Come osservò il filosofo Ludwig Feuerbach in L'essenza del cristianesimo, "Il Dio dell'uomo è la sua stessa essenza". Feuerbach sapeva che l'antropomorfismo riguarda meno la vera natura di Dio e più l'umanità che proietta le proprie caratteristiche sul divino.
Baruch Spinoza la mise in modo simile: "Coloro che concepiscono Dio come simile all'uomo ... conoscono solo gli attributi della natura umana e li attribuiscono a Dio".
L'antropomorfismo distorce l'essenza stessa di Dio, contraddicendo l'idea di trascendenza divina. Isaia 55:8 — "Poiché i miei pensieri non sono i vostri pensieri, né le vostre vie sono le mie vie, dice il Signore" — ci ricorda la differenza tra Dio e l'umanità. Ogni tentativo di attribuire tratti umani a Dio riduce il divino a qualcosa di finito, limitando Dio all'interno di categorie umane.

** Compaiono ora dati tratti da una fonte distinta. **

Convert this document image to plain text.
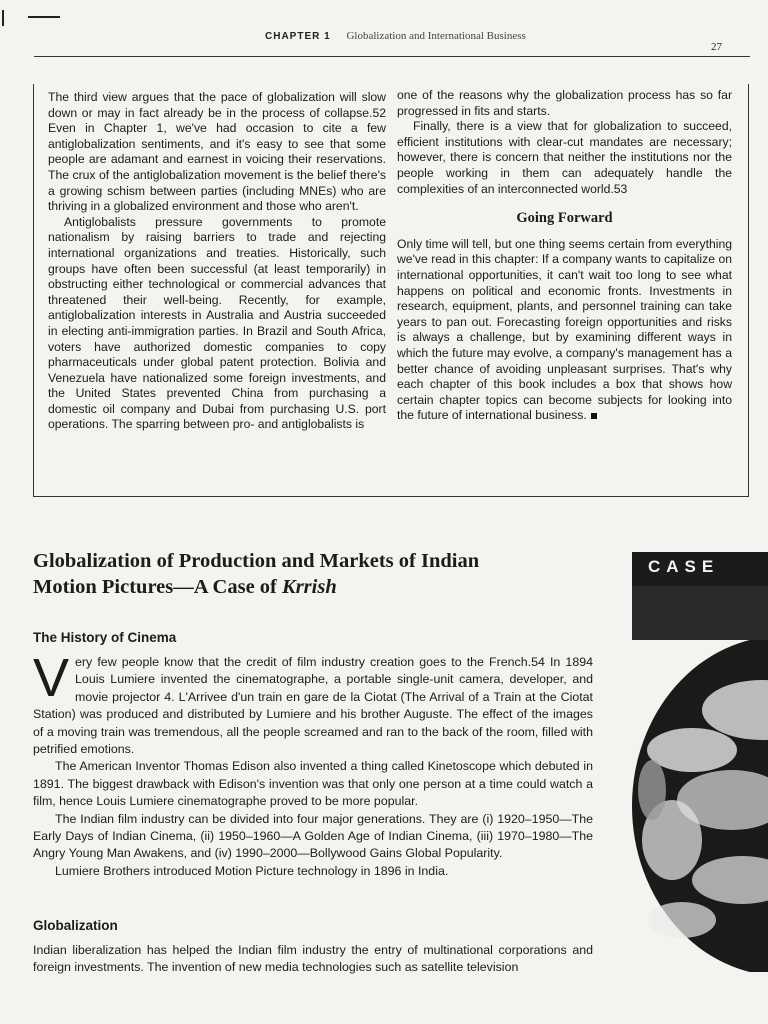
CHAPTER 1 Globalization and International Business
27

The third view argues that the pace of globalization will slow down or may in fact already be in the process of collapse.52 Even in Chapter 1, we've had occasion to cite a few antiglobalization sentiments, and it's easy to see that some people are adamant and earnest in voicing their reservations. The crux of the antiglobalization movement is the belief there's a growing schism between parties (including MNEs) who are thriving in a globalized environment and those who aren't.

Antiglobalists pressure governments to promote nationalism by raising barriers to trade and rejecting international organizations and treaties. Historically, such groups have often been successful (at least temporarily) in obstructing either technological or commercial advances that threatened their well-being. Recently, for example, antiglobalization interests in Australia and Austria succeeded in electing anti-immigration parties. In Brazil and South Africa, voters have authorized domestic companies to copy pharmaceuticals under global patent protection. Bolivia and Venezuela have nationalized some foreign investments, and the United States prevented China from purchasing a domestic oil company and Dubai from purchasing U.S. port operations. The sparring between pro- and antiglobalists is

one of the reasons why the globalization process has so far progressed in fits and starts.

Finally, there is a view that for globalization to succeed, efficient institutions with clear-cut mandates are necessary; however, there is concern that neither the institutions nor the people working in them can adequately handle the complexities of an interconnected world.53

Going Forward

Only time will tell, but one thing seems certain from everything we've read in this chapter: If a company wants to capitalize on international opportunities, it can't wait too long to see what happens on political and economic fronts. Investments in research, equipment, plants, and personnel training can take years to pan out. Forecasting foreign opportunities and risks is always a challenge, but by examining different ways in which the future may evolve, a company's management has a better chance of avoiding unpleasant surprises. That's why each chapter of this book includes a box that shows how certain chapter topics can become subjects for looking into the future of international business.

Globalization of Production and Markets of Indian
Motion Pictures—A Case of Krrish
CASE
The History of Cinema

Very few people know that the credit of film industry creation goes to the French.54 In 1894 Louis Lumiere invented the cinematographe, a portable single-unit camera, developer, and movie projector 4. L'Arrivee d'un train en gare de la Ciotat (The Arrival of a Train at the Ciotat Station) was produced and distributed by Lumiere and his brother Auguste. The effect of the images of a moving train was tremendous, all the people screamed and ran to the back of the room, filled with petrified emotions.

The American Inventor Thomas Edison also invented a thing called Kinetoscope which debuted in 1891. The biggest drawback with Edison's invention was that only one person at a time could watch a film, hence Louis Lumiere cinematographe proved to be more popular.

The Indian film industry can be divided into four major generations. They are (i) 1920–1950—The Early Days of Indian Cinema, (ii) 1950–1960—A Golden Age of Indian Cinema, (iii) 1970–1980—The Angry Young Man Awakens, and (iv) 1990–2000—Bollywood Gains Global Popularity.

Lumiere Brothers introduced Motion Picture technology in 1896 in India.

Globalization

Indian liberalization has helped the Indian film industry the entry of multinational corporations and foreign investments. The invention of new media technologies such as satellite television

Tommaso d'Aquino sosteneva che la natura di Dio è così fondamentalmente diversa che il meglio che possiamo fare per descriverla è usare un "linguaggio analogico", in cui i termini applicati a Dio condividono una certa somiglianza con il loro uso umano ma sono in ultima analisi distinti. Quando parliamo della "saggezza" di Dio, ad esempio, non dovremmo intendere la saggezza limitata e fallibile degli esseri umani. Dovremmo intendere una saggezza perfetta e infinita che trascende la nostra comprensione.
"Non possiamo sapere cosa è Dio", scrisse Tommaso nella sua Summa Theologica, "ma piuttosto cosa non è; dobbiamo quindi considerare i modi in cui Dio non esiste piuttosto che i modi in cui esiste".

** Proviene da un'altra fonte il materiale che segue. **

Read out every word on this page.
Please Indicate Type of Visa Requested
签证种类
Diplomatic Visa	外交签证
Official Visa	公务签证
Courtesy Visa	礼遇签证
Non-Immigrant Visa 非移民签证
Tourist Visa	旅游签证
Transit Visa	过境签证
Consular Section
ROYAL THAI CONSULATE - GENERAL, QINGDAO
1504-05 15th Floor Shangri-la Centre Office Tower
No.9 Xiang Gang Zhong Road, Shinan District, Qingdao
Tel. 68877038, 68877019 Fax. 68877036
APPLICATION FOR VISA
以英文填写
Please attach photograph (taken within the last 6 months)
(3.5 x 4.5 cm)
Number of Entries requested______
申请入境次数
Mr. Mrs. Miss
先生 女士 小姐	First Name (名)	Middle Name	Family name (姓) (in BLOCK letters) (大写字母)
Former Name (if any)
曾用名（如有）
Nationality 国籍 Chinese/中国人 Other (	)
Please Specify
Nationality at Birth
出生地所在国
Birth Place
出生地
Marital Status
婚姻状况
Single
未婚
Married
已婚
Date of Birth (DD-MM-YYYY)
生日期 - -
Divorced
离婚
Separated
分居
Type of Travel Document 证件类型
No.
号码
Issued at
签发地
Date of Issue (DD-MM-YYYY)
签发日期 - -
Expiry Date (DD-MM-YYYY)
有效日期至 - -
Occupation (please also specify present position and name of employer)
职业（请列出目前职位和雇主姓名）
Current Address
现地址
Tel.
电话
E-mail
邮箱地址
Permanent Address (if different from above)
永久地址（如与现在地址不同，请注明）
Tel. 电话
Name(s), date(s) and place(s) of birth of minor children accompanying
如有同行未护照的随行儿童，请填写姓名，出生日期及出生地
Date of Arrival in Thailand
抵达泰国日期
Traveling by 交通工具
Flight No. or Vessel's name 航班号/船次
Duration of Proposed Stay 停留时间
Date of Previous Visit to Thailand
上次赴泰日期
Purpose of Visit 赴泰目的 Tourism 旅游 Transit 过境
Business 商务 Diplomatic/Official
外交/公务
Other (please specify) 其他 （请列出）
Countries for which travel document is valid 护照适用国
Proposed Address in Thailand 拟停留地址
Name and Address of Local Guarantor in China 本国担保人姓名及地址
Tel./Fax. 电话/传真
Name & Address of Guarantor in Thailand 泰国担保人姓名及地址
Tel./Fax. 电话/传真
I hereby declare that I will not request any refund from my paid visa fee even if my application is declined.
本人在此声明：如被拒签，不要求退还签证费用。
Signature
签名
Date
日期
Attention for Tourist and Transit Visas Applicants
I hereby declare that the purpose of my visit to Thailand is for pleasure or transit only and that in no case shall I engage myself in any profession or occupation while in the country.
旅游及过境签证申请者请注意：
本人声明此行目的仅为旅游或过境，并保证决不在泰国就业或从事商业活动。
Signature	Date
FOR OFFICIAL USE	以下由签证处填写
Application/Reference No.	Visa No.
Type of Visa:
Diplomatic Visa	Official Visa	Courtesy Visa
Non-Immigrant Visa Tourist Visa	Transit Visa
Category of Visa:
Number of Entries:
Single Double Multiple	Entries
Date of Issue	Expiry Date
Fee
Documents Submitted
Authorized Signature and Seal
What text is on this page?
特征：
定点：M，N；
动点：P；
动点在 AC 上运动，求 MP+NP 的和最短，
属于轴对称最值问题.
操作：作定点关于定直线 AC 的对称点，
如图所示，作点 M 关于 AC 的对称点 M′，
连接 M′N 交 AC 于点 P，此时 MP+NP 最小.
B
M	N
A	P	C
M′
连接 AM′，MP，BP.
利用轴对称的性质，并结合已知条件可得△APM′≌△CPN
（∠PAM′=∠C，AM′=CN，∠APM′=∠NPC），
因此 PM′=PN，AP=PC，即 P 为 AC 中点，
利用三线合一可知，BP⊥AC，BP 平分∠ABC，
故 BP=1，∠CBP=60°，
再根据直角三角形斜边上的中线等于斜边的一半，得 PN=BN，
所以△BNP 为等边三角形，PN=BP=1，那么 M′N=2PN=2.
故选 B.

La storia rivela altri problemi con l'antropomorfismo. Un Dio modellato sui tratti umani eredita i difetti e i limiti dell'umanità. Nel tempo, le raffigurazioni umane di Dio hanno giustificato il tribalismo, la vendetta e l'oppressione.
"Se Dio fosse umano", scrisse Karl Barth, "non lo adoreremmo, ma ne avremmo pietà".

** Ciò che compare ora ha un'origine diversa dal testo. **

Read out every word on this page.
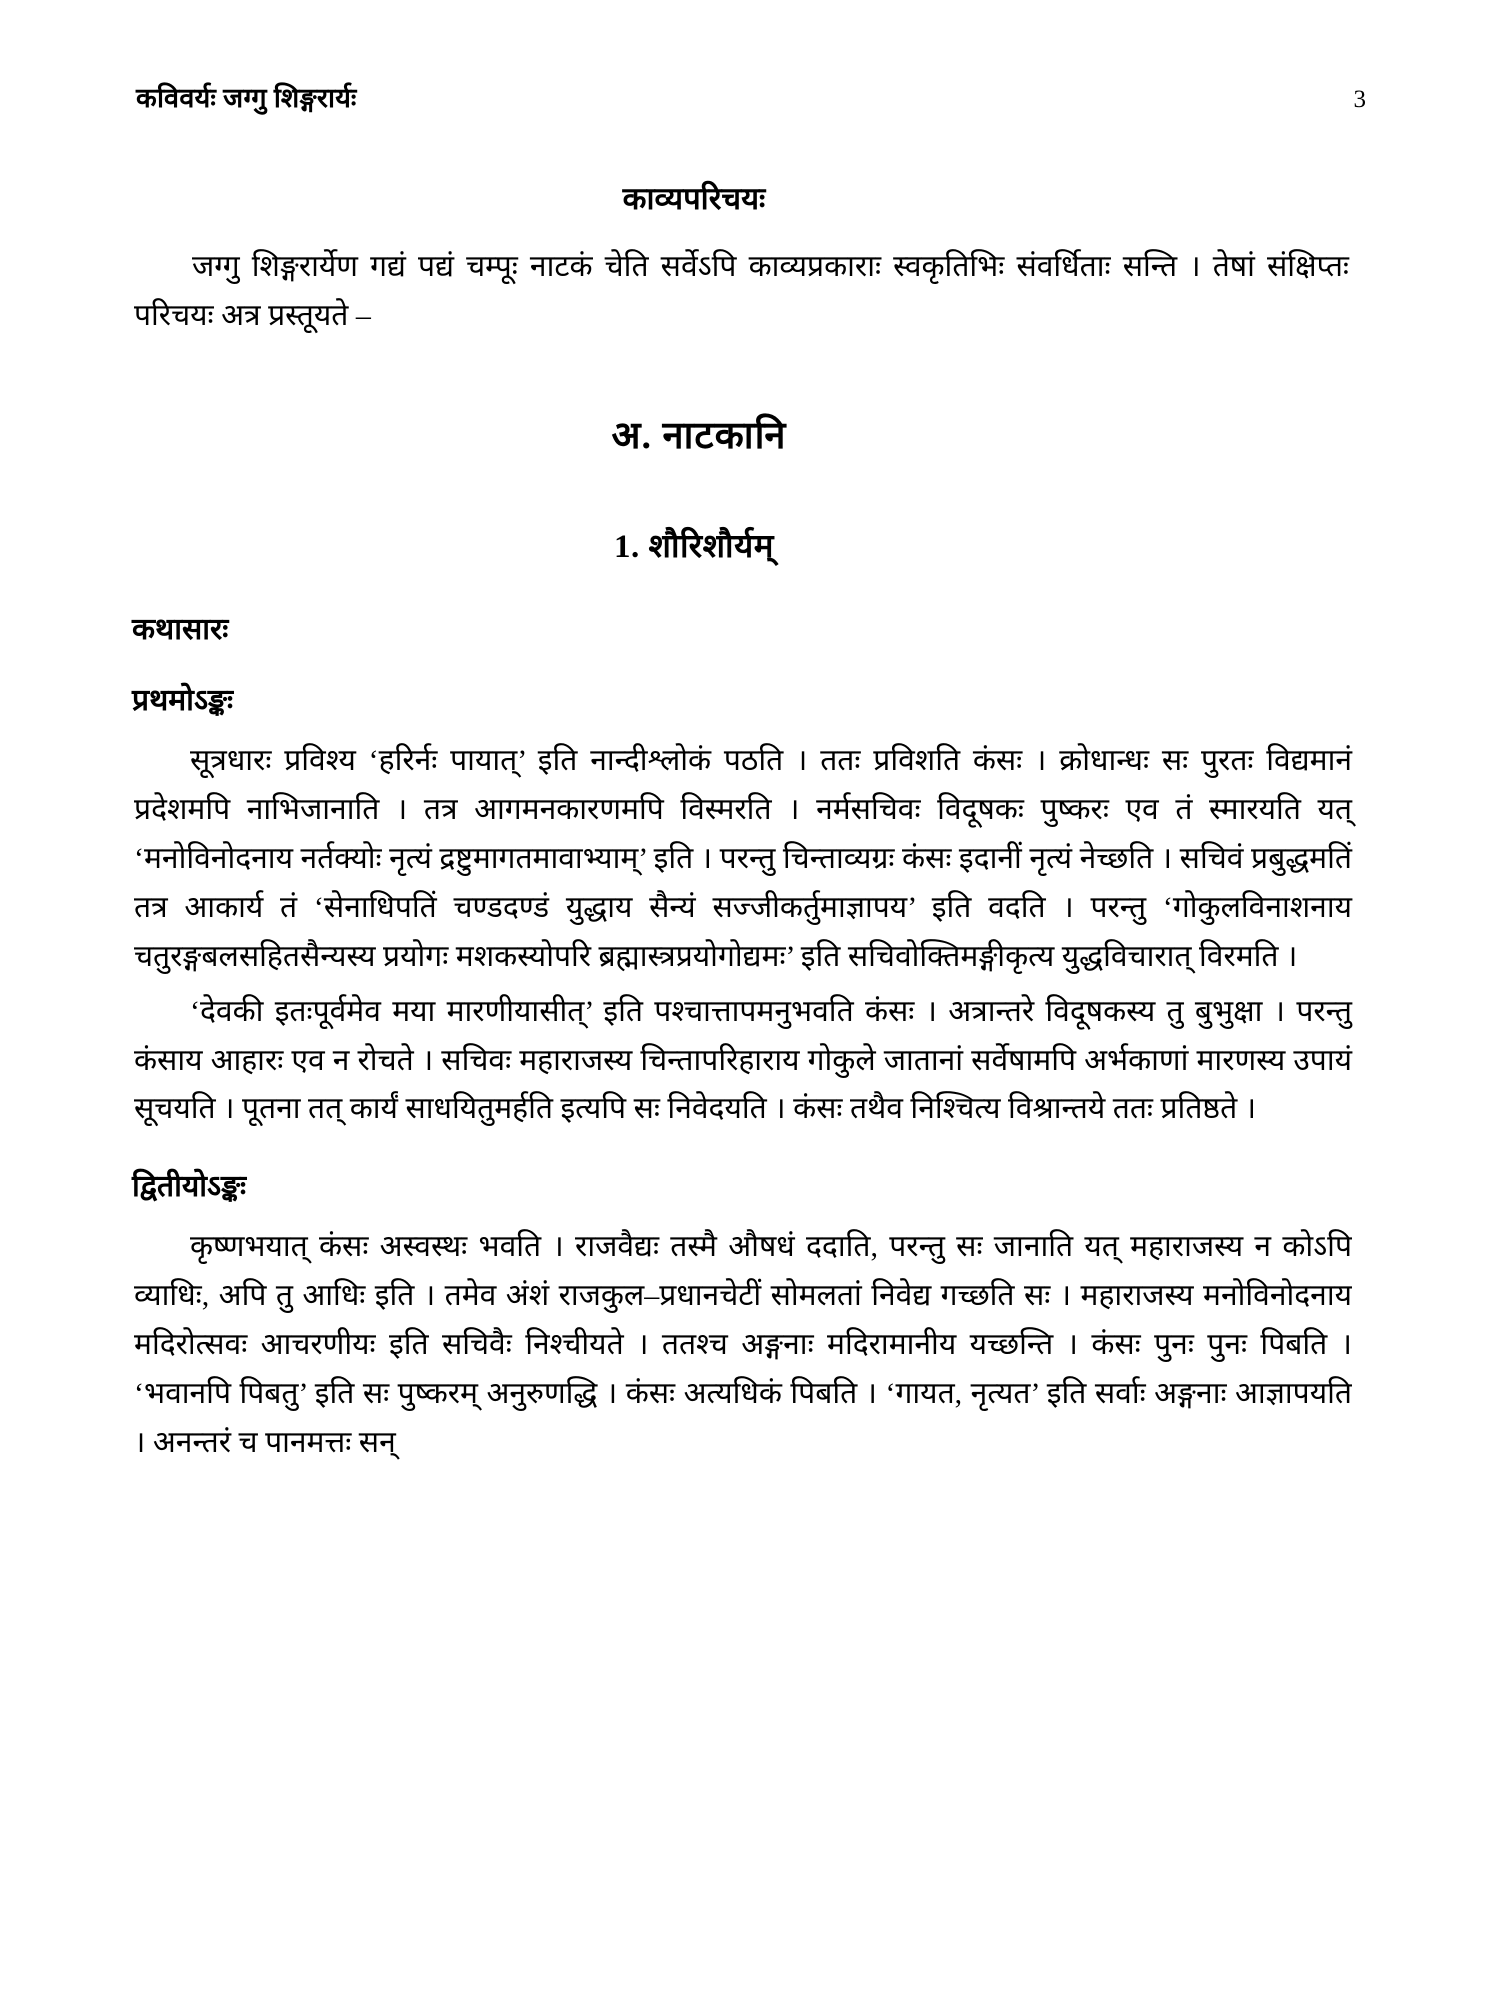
कविवर्यः जग्गु शिङ्गरार्यः	3
काव्यपरिचयः
जग्गु शिङ्गरार्येण गद्यं पद्यं चम्पूः नाटकं चेति सर्वेऽपि काव्यप्रकाराः स्वकृतिभिः संवर्धिताः सन्ति । तेषां संक्षिप्तः परिचयः अत्र प्रस्तूयते –
अ. नाटकानि
1. शौरिशौर्यम्
कथासारः
प्रथमोऽङ्कः
सूत्रधारः प्रविश्य ‘हरिर्नः पायात्’ इति नान्दीश्लोकं पठति । ततः प्रविशति कंसः । क्रोधान्धः सः पुरतः विद्यमानं प्रदेशमपि नाभिजानाति । तत्र आगमनकारणमपि विस्मरति । नर्मसचिवः विदूषकः पुष्करः एव तं स्मारयति यत् ‘मनोविनोदनाय नर्तक्योः नृत्यं द्रष्टुमागतमावाभ्याम्’ इति । परन्तु चिन्ताव्यग्रः कंसः इदानीं नृत्यं नेच्छति । सचिवं प्रबुद्धमतिं तत्र आकार्य तं ‘सेनाधिपतिं चण्डदण्डं युद्धाय सैन्यं सज्जीकर्तुमाज्ञापय’ इति वदति । परन्तु ‘गोकुलविनाशनाय चतुरङ्गबलसहितसैन्यस्य प्रयोगः मशकस्योपरि ब्रह्मास्त्रप्रयोगोद्यमः’ इति सचिवोक्तिमङ्गीकृत्य युद्धविचारात् विरमति ।
‘देवकी इतःपूर्वमेव मया मारणीयासीत्’ इति पश्चात्तापमनुभवति कंसः । अत्रान्तरे विदूषकस्य तु बुभुक्षा । परन्तु कंसाय आहारः एव न रोचते । सचिवः महाराजस्य चिन्तापरिहाराय गोकुले जातानां सर्वेषामपि अर्भकाणां मारणस्य उपायं सूचयति । पूतना तत् कार्यं साधयितुमर्हति इत्यपि सः निवेदयति । कंसः तथैव निश्चित्य विश्रान्तये ततः प्रतिष्ठते ।
द्वितीयोऽङ्कः
कृष्णभयात् कंसः अस्वस्थः भवति । राजवैद्यः तस्मै औषधं ददाति, परन्तु सः जानाति यत् महाराजस्य न कोऽपि व्याधिः, अपि तु आधिः इति । तमेव अंशं राजकुल–प्रधानचेटीं सोमलतां निवेद्य गच्छति सः । महाराजस्य मनोविनोदनाय मदिरोत्सवः आचरणीयः इति सचिवैः निश्चीयते । ततश्च अङ्गनाः मदिरामानीय यच्छन्ति । कंसः पुनः पुनः पिबति । ‘भवानपि पिबतु’ इति सः पुष्करम् अनुरुणद्धि । कंसः अत्यधिकं पिबति । ‘गायत, नृत्यत’ इति सर्वाः अङ्गनाः आज्ञापयति । अनन्तरं च पानमत्तः सन्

L'antropomorfismo divide. Le raffigurazioni antropomorfiche di Dio alimentano il provincialismo, creando un Dio in linea con una particolare immagine culturale o religiosa.
Ancora più importante, l'antropomorfismo ostacola l'effettiva esperienza del divino. Dio è meglio incontrato non come una persona con tratti umani, ma come un profondo mistero, un "fondamento dell'essere", per prendere in prestito la terminologia di Paul Tillich. Il concetto di Dio di Tillich come "preoccupazione ultima" inquadra il divino come ciò che dà significato all'esistenza, piuttosto che come un'entità sovrumana.
Nel tentativo di descrivere l'indescrivibile, l'antropomorfismo può essere inevitabile, ma è tristemente insufficiente. La natura di Dio sfida la categorizzazione umana, invitando i credenti a contemplare con stupore e meraviglia, oltre i confini delle immagini umane.
Forse Agostino d'Ippona lo ha espresso meglio: "Se lo comprendi, non è Dio".